Winning investors cope with paper investment losses by having long-term goals and constantly thinking long-term. They expect ups and downs throughout their investing term because when an adventurous investor aims for double digit gains over the long-term, they are forced to learn how to deal with temporary losses. One way to do this is by seeing them as a temporary inconvenience.
Many investors in their late 50s and 60s – approaching or already in retirement – have been coached by media and industry professionals to think about their investing time horizons in a way that, in my view, is all wrong.
Most people naturally think their investing time horizon ends when they either retire, stop contributing to their retirement funds or start taking cash regularly from their ISA or SIPP portfolio. They mistakenly think that’s when they should reduce most, if not all, volatility risk and start thinking ultra conservative.
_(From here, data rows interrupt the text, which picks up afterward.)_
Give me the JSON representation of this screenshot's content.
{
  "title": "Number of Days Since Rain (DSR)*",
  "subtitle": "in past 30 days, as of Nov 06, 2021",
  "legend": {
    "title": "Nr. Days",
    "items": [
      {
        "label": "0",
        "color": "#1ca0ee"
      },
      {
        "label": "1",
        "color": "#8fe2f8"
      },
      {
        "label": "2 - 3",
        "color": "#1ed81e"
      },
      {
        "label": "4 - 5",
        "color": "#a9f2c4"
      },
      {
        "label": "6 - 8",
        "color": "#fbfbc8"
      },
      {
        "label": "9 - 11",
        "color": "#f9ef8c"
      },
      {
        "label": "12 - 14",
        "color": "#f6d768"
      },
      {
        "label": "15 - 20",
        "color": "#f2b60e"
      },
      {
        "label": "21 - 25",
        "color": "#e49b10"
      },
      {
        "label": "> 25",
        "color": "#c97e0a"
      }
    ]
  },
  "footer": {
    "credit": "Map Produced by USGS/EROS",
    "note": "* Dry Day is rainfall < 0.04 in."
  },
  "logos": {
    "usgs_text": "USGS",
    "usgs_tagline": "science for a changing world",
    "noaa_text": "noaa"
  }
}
My view is you should see investing as something for life and base your investment time frame on the amount of time you believe you have left to live.
Longer lives, longer time horizons
People live longer than ever now, yet many invest, by and large, like they expect to die at age 70. Thanks to better education, nutrition and mind blowing technological and medical innovations, people are living longer today than thought leaders were thinking fifty years ago.
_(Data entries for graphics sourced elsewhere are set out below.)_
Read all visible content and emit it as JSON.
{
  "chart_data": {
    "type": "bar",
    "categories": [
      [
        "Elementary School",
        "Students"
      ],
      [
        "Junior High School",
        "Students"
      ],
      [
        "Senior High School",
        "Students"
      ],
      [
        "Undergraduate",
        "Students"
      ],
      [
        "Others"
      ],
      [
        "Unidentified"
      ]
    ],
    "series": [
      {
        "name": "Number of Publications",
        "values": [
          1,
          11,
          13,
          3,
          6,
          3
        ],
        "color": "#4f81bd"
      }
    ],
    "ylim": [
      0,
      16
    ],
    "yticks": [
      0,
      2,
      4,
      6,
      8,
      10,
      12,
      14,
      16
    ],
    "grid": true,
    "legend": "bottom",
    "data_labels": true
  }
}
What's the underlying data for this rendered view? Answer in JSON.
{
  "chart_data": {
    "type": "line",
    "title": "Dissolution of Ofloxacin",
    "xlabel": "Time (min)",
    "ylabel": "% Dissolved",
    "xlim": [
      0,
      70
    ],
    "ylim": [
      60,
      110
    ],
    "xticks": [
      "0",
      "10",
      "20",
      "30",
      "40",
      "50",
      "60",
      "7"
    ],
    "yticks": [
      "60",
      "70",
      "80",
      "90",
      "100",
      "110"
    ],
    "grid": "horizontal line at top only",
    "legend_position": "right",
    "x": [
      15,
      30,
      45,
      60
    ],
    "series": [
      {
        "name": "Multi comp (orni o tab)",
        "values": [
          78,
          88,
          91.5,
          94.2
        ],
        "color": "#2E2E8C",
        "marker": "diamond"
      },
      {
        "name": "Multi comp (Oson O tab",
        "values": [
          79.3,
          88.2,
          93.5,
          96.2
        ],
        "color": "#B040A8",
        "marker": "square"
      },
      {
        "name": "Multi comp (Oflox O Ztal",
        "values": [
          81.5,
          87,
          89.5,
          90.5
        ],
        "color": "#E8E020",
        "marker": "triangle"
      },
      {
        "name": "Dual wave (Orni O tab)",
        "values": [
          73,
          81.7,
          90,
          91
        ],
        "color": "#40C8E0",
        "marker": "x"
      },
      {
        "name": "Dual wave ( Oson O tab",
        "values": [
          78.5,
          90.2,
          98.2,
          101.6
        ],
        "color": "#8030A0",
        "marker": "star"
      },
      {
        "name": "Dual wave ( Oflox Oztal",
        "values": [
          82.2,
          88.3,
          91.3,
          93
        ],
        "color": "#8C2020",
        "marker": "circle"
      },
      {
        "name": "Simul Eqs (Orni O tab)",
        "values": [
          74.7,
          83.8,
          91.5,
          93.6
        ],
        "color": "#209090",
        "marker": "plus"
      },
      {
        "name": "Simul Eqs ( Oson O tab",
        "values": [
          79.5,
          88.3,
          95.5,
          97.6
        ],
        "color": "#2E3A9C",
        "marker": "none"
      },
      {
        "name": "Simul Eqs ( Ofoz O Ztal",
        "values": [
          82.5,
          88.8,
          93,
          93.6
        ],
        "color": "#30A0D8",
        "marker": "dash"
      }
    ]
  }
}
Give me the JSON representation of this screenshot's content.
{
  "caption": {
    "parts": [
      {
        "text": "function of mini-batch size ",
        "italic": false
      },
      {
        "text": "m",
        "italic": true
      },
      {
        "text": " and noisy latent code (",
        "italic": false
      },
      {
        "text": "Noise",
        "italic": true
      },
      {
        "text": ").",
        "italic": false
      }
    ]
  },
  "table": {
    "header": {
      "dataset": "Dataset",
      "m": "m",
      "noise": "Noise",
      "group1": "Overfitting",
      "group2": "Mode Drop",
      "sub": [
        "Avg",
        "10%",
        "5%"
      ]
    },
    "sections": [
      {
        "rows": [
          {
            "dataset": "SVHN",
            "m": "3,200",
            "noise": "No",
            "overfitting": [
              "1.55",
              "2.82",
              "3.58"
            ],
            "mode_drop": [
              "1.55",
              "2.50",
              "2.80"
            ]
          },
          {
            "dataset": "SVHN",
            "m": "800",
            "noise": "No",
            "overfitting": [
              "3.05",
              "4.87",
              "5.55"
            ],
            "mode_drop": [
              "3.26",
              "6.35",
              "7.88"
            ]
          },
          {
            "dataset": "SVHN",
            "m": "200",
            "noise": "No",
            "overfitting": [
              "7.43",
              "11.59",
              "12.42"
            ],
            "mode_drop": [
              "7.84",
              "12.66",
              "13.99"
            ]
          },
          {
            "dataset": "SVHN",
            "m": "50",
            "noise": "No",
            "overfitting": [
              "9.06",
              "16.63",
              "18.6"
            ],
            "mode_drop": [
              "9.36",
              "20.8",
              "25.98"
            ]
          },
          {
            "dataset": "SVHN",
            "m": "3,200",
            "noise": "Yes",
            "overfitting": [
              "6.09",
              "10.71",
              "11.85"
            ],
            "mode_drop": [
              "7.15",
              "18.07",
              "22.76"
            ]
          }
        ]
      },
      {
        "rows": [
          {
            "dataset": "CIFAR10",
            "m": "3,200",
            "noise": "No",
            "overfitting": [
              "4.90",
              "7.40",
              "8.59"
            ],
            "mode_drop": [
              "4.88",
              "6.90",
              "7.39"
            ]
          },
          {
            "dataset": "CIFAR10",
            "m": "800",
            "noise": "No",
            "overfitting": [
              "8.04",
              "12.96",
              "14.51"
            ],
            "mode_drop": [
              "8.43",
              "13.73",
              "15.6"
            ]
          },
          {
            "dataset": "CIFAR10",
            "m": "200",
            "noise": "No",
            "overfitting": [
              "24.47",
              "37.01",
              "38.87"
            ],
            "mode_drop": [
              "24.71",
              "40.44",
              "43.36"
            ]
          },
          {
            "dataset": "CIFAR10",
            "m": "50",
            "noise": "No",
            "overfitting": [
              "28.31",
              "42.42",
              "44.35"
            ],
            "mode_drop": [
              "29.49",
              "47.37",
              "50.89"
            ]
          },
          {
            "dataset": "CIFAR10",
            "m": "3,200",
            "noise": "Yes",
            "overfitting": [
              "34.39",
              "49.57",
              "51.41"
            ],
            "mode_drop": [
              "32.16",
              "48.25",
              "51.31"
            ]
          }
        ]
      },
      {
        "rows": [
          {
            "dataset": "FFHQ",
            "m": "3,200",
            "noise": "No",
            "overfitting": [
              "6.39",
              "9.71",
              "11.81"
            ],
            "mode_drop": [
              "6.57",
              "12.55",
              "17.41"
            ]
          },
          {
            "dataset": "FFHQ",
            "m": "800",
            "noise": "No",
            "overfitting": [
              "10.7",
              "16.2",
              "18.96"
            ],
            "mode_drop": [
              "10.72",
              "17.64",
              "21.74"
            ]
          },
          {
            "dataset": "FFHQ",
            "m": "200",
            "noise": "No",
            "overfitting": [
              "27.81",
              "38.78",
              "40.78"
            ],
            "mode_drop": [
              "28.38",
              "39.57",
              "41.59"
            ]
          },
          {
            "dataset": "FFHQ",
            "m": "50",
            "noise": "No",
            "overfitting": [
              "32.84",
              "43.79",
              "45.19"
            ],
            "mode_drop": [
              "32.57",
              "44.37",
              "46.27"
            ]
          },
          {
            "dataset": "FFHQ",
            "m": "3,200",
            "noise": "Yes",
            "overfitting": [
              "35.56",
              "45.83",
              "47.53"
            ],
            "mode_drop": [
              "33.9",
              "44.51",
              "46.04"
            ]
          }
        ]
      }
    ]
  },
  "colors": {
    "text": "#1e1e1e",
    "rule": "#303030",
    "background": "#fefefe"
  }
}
According to the Office of National Statistics, the number of further years someone reaching 65 in 2008–10 could expect to live is higher for women than for men. Based on 2008–10 mortality rates, a man aged 65 could expect to live another 17.8 years, and a woman aged 65 another 20.4 years
This means that the average 65 year old male will live until they are 83, but some 65 year old men will beat this average and live longer. And my guess is, much longer. Think about it, in these next 20 years, there are going to be more medical advancements that we can fully fathom now. And today’s retiree is overall more fit, active and healthy than ever before.
What this means is if you’re 65 years old or approaching 65, my suggestion is to change your outlook and adopt a long-time investment horizon and start to see investment losses as temporary.